That was something I dreaded for years. But otherwise I was not fundamentally disturbed in my boredom, unless it was by the bar mitzvah, but that demanded no more

than some ridiculous memorizing, in other words, it led to nothing but some ridiculous passing of an examination; and, so far as you were concerned, by little, not very

significant incidents, as when you were called to the Torah and passed, in what to my way of feeling was a purely social event, or when you stayed on in the synagogue

for the prayers for the dead, and I was sent away, which for a long time—obviously because of the being sent away and the lack of any deeper interest—aroused in me

the more or less unconscious feeling that something indecent was about to take place.—That's how it was in the synagogue; at home it was, if possible, even poorer,

being confined to the first Seder, which more and more developed into a farce, with fits of hysterical laughter, admittedly under the influence of the growing children.

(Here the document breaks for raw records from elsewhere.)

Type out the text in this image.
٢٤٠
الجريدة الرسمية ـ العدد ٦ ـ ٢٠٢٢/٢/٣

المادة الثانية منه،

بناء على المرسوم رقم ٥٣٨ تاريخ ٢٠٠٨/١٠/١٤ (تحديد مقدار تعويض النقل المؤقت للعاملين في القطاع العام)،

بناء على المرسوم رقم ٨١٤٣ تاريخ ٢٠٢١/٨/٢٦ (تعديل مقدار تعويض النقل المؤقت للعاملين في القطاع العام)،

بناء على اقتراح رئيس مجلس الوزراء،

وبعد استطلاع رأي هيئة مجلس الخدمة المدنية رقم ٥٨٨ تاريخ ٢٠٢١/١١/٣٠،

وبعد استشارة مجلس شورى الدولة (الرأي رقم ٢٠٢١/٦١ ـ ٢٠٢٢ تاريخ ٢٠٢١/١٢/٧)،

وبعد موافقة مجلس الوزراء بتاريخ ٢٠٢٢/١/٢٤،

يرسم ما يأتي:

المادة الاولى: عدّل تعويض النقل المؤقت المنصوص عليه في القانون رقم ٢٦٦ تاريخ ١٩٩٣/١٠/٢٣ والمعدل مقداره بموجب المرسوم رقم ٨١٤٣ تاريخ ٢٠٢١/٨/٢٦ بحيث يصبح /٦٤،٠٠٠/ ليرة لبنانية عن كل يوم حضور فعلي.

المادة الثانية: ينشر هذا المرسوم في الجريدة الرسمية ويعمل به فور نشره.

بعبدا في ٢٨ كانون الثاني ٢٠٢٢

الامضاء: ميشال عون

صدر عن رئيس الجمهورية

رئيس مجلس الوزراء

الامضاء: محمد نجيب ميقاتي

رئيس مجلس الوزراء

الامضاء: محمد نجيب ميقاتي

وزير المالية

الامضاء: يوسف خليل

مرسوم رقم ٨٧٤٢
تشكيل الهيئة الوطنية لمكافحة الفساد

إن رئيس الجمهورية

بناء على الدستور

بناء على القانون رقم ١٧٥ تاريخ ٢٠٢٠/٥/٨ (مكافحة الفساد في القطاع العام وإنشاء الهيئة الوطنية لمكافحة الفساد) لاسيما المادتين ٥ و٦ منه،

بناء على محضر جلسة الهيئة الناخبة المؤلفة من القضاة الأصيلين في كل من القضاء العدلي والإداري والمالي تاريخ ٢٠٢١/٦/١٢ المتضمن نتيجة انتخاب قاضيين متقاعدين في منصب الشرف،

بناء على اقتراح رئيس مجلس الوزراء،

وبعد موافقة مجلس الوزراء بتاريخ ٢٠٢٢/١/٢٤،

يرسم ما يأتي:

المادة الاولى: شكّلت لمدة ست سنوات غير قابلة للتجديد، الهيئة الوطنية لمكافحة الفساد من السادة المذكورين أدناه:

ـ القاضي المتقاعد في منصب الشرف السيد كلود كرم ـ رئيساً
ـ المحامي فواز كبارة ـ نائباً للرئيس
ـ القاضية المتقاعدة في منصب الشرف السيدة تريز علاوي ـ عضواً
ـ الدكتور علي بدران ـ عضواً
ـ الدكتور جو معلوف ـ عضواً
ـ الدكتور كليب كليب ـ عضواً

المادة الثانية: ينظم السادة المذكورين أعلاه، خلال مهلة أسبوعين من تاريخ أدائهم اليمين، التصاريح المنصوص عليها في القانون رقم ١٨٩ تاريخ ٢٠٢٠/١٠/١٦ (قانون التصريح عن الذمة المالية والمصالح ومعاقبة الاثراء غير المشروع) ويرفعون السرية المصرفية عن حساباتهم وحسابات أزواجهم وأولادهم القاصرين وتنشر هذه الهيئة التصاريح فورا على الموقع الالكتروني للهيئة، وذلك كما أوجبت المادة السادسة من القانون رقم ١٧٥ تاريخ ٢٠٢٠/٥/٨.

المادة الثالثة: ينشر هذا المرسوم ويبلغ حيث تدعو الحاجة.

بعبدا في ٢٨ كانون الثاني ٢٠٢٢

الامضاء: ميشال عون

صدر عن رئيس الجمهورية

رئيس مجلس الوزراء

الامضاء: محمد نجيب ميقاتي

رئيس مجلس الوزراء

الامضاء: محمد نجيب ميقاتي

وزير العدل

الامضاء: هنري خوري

(Why did you have to give way to that influence? Because you had brought it about.) This was the religious material that was handed on to me, to which may be added

at most the outstretched hand pointing to "the sons of the millionaire Fuchs," who attended the synagogue with their father on the High Holy Days. How one could do

anything better with that material than get rid of it as fast as possible, I could not understand; precisely the getting rid of it seemed to me to be the devoutest action.

 


Still later, I did see it again differently and realized why it was possible for you to think that in this respect too I was malevolently betraying you. You really had brought

some traces of Judaism with you from the ghetto-like village community; it was not much and it dwindled a little more in the city and during your military service; but still,

the impressions and memories of your youth did just about suffice for some sort of Jewish life, especially since you did not need much help of that kind, but came of

robust stock and could personally scarcely be shaken by religious scruples unless they were strongly mixed with social scruples. Basically the faith that ruled your life

consisted in your believing in the unconditional rightness of the opinions of a certain class of Jewish society, and hence actually, since these opinions were part and parcel

of your own nature, in believing in yourself. Even in this there was still Judaism enough, but it was too little to be handed on to the child; it all dribbled away while you

were passing it on. In part, it was youthful memories that could not be passed on to others; in part, it was your dreaded personality. It was also impossible to make a

child, overacutely observant from sheer nervousness, understand that the few flimsy gestures you performed in the name of Judaism, and with an indifference in keeping

with their flimsiness, could have any higher meaning. For you they had meaning as little souvenirs of earlier times, and that was why you wanted to pass them on to me,

but since they no longer had any intrinsic value even for you you could do this only through persuasion or threat; on the one hand, this could not be successful, and on the

other, it had to make you very angry with me on account of my apparent obstinacy, since you did not recognize the weakness of your position in this.